Wall left Sundance full of ideas. He’d experienced “Sleep No More” in New York, which charges a hundred dollars for a “free roam” theatrical experience. He saw the international explosion of the “Escape Room” among urban millennials, who pay up to $50 an hour to, well, solve puzzles to escape from a room. Wall called his friend Walter Parkes, producer, writer and founding president of Steven Speilberg’s Dreamworks movie studio. Parkes has some cred in geekdom as the co-author of the seminal 80s hacker movie, “War Games” and producer of “Minority Report”. He had been talking to Wall for some time about immersive entertainment. “There was something in Kevin’s voice that told me to take this seriously,” Parkes recalls. He eagerly agreed to fly to Geneva with Wall. Tribune de Geneve says the duo “conquised” (conquered with great affection) the trio of Swiss engineers (one of whom, Caecilia Charbonier, was a former pro tennis player) who founded Artanim. Hey, when Hollywood calls, ask where to sign.
Walter Parkes, writer, producer, and co-founder of Dreamscape Immersive, whose credits include "Men in Black", "Gladiator" and "Minority Report" (Photo by Stephen Shugerman/Getty Images)
The two producers were convinced that by combining Hollywood talent and storytelling with Artanim’s technology, they could create something exceptional. “We plan to use the medium to create large scale cinematic experiences”, Parkes explained. They brought their new Swiss partners and the system to LA for a series of demonstrations which created tremendous enthusiasm from creatives, studios, and investors. In just a few months they were able to assemble strategic investors like Westfields Malls, three movie studios, and Parkes’ former boss Steven Speilberg. “We wanted either three studios or none, because we wanted it to be clear that Dreamscape was “agnostic” with regard to content”, Wall explained.
Relying on Hollywood serendipity and a powerful rolodex, the partners nabbed as CEO the Disney Chief Creative Officer behind the massive Shanghai Disneyland project, Bruce Vaughn, who had planned to take a well deserved sabbatical, until Wall interrupted him with Dreamscape’s ambitious plans. Along with other Disney Imagineers recruited for the effort, Vaughn’s job is to spearhead development of both the experiences and the venue, which is being designed by Yves Behar, who Forbes described as “the most influential designer in the world.”
Dreamscape Immersive is planning to open its flagship at the landmark Century City Mall in Los Angeles this fall. When they’re sure the venue can be operated profitably, they’ll explode into hungry malls around the country. But first the company has to develop powerful, unique experiences that will bring people back with friends. Wall and Parkes were mum on details about the first two experiences Dreamscape plans to offer. What they did tell me was that there are a dozen programmers and artists collaborating and iterating with them from Geneva, and they are not making a shooter. “That’s the opposite of what we want to do”, said Wall.

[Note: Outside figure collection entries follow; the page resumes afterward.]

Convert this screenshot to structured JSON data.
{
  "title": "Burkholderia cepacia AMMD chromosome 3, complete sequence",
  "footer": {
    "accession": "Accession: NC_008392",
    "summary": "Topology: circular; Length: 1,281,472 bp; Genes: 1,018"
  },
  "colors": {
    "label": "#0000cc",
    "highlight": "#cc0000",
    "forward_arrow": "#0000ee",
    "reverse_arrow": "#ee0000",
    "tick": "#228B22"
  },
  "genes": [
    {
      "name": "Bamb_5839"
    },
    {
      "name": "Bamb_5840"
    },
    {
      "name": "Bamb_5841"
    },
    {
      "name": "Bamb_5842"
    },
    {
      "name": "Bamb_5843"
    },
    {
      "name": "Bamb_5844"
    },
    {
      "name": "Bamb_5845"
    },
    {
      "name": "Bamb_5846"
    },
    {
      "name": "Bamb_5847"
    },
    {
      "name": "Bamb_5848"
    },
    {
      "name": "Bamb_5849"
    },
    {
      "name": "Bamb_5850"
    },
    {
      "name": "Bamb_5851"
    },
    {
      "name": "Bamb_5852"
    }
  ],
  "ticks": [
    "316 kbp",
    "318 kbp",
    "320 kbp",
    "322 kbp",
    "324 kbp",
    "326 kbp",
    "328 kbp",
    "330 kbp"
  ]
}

“What ultimately sets us apart from virtually all other VR companies, which are run by technologists, is that we’re run by content creators,” Parkes said. “The fact that people like [composer] Hans Zimmer and [production designer] Rick Carter and Yves Behar and even Steven [Speilberg] have become part of this says something about the essence of the company and our plans — and underscores just how far the tech has traveled, from an industrial space by the Geneva Airport to the heart of Hollywood.”